Listen Live
Black America Web Featured Video
CLOSE

Few things are more comforting than being welcomed back to a loving home. Whether you’ve been away at school, in the military, on the road working or just spent too many hours past your curfew, it feels good to know that you were missed, and nobody’s mad at you. You may have not made the best grades, you might have not written home enough, you may have missed paying a couple of bills, and you may have gone too long without calling – but sometimes, when you get home, people who love you can look past all that, at least for a while, and just appreciate your complete “body of work.”

This morning, you’ll hear a conversation we recorded with Barack Obama, the president of the United States, yesterday. Like other family members we know (and have been ourselves), the president was loved, supported and pushed to reach higher heights, to go as far as he could go.

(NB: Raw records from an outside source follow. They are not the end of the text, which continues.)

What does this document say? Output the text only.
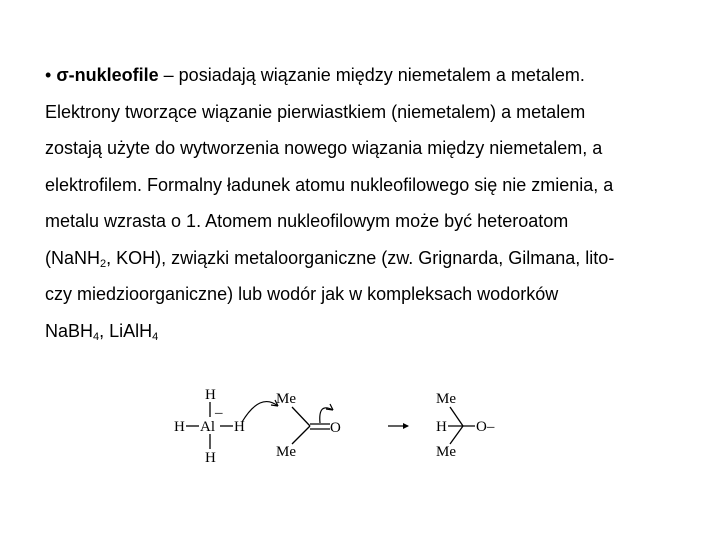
• σ-nukleofile – posiadają wiązanie między niemetalem a metalem.
Elektrony tworzące wiązanie pierwiastkiem (niemetalem) a metalem
zostają użyte do wytworzenia nowego wiązania między niemetalem, a
elektrofilem. Formalny ładunek atomu nukleofilowego się nie zmienia, a
metalu wzrasta o 1. Atomem nukleofilowym może być heteroatom
(NaNH$_2$, KOH), związki metaloorganiczne (zw. Grignarda, Gilmana, lito-
czy miedzioorganiczne) lub wodór jak w kompleksach wodorków
NaBH$_4$, LiAlH$_4$
H
H Al H
H
–
Me
Me
O
Me
H
Me
O–
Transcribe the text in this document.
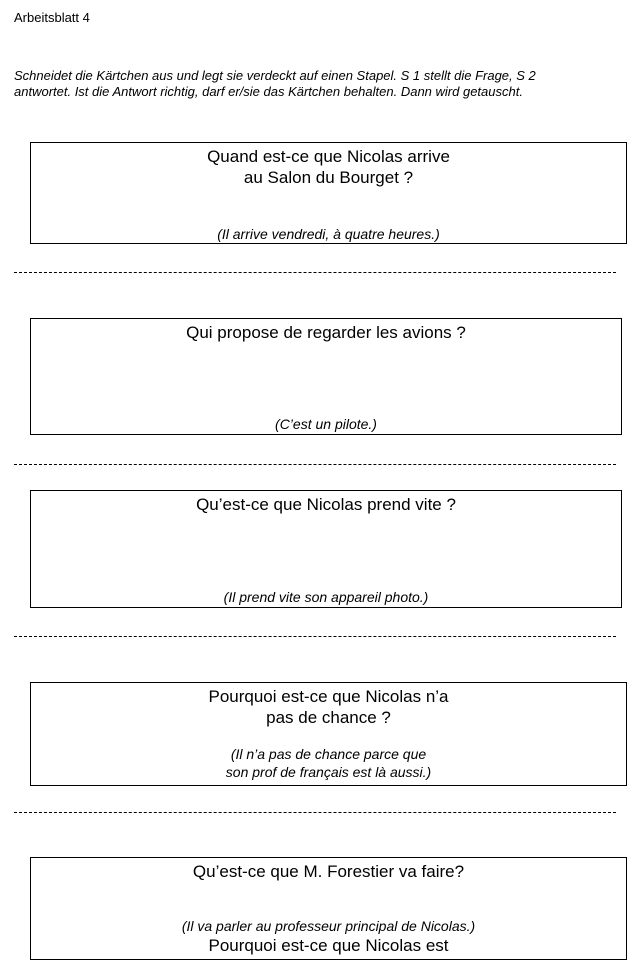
Arbeitsblatt 4
Schneidet die Kärtchen aus und legt sie verdeckt auf einen Stapel. S 1 stellt die Frage, S 2
antwortet. Ist die Antwort richtig, darf er/sie das Kärtchen behalten. Dann wird getauscht.
Quand est-ce que Nicolas arrive
au Salon du Bourget ?
(Il arrive vendredi, à quatre heures.)
Qui propose de regarder les avions ?
(C’est un pilote.)
Qu’est-ce que Nicolas prend vite ?
(Il prend vite son appareil photo.)
Pourquoi est-ce que Nicolas n’a
pas de chance ?
(Il n’a pas de chance parce que
son prof de français est là aussi.)
Qu’est-ce que M. Forestier va faire?
(Il va parler au professeur principal de Nicolas.)
Pourquoi est-ce que Nicolas est
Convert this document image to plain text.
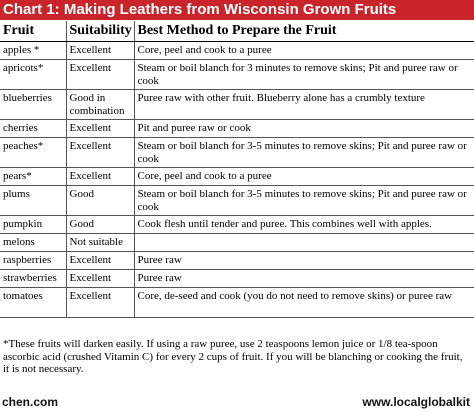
Chart 1: Making Leathers from Wisconsin Grown Fruits
Fruit	Suitability	Best Method to Prepare the Fruit
apples *	Excellent	Core, peel and cook to a puree
apricots*	Excellent	Steam or boil blanch for 3 minutes to remove skins; Pit and puree raw or cook
blueberries	Good in combination	Puree raw with other fruit. Blueberry alone has a crumbly texture
cherries	Excellent	Pit and puree raw or cook
peaches*	Excellent	Steam or boil blanch for 3-5 minutes to remove skins; Pit and puree raw or cook
pears*	Excellent	Core, peel and cook to a puree
plums	Good	Steam or boil blanch for 3-5 minutes to remove skins; Pit and puree raw or cook
pumpkin	Good	Cook flesh until tender and puree. This combines well with apples.
melons	Not suitable	
raspberries	Excellent	Puree raw
strawberries	Excellent	Puree raw
tomatoes	Excellent	Core, de-seed and cook (you do not need to remove skins) or puree raw
*These fruits will darken easily. If using a raw puree, use 2 teaspoons lemon juice or 1/8 tea-spoon ascorbic acid (crushed Vitamin C) for every 2 cups of fruit. If you will be blanching or cooking the fruit, it is not necessary.
chen.com	www.localglobalkit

He’s in a tight spot though now, and to be honest, I think he’s gone too long without checking in on the family – his base, the black folks who got him elected. But still, I welcomed him with open arms.

That doesn’t mean that we shouldn’t hold him accountable for keeping the promises he made to black America. He says he has – with the health care reform bill, a plan to build a new foundation for economic growth in the African-American community, financial regulatory reform to help keep big banks from taking advantage of people and with education reform. He says proposals he made this week will put people to work physically rebuilding America’s roads and bridges.

I believe him, and I trust him. What would be the point of working as hard as we all did to put the president in office, only to second-guess him and not give him room to work his plan?

On the night of the election, I was a witness, just a few yards away in Grant Park in Chicago, where he made his speech and said something I’d never heard a president say before. He said he wouldn’t be able to turn things around in one term. He didn’t kid himself or us. He told us it would take lots of work, lots of blood, lots of sweat and lots of tears. And we all yelled, and clapped and cheered. But now it’s time for the hardest part.

The honeymoon is over. The parties have stopped. The sexy is gone. At the rate things are going, if things continue as they stand today, there may not be a second term for this president. And if we don’t like this scenario, we can’t wait any longer to support him. It starts with the all-important mid-term elections. President Obama’s name won’t be on any of those ballots, but we have to go out and support Democrats the way we supported him when we were all hyped up about the prospect of electing the first African-American president.

It’s hard to do. I know. It’s my job to keep everyone motivated to go out and vote in every election, and I fall short. Like you, I have a lot of things to do that have nothing to do with local or statewide politics. I’m not up on all the issues, and a lot of them I’m not even interested in. But, also like you, I’ve got to dig deep and sacrifice and keep reminding myself of the bigger picture – and the greater good.

I want this president to succeed because of the pride and historic significance of who he is, for one, secondly, as you will hear in the interview, he’s still the coolest, but also because I believe he will do what’s best for this country and black America. He wants for his two daughters the same as I want for my granddaughter and grandchildren to come: Peace, prosperity and uncontaminated food! Listen carefully to his message today as he speaks directly to black America.

Let’s dig deep and make a commitment to – at the very least – do what we can to give the man we elected a chance to finish what he’s started. I have the audacity to hope and believe we can make it happen. Again.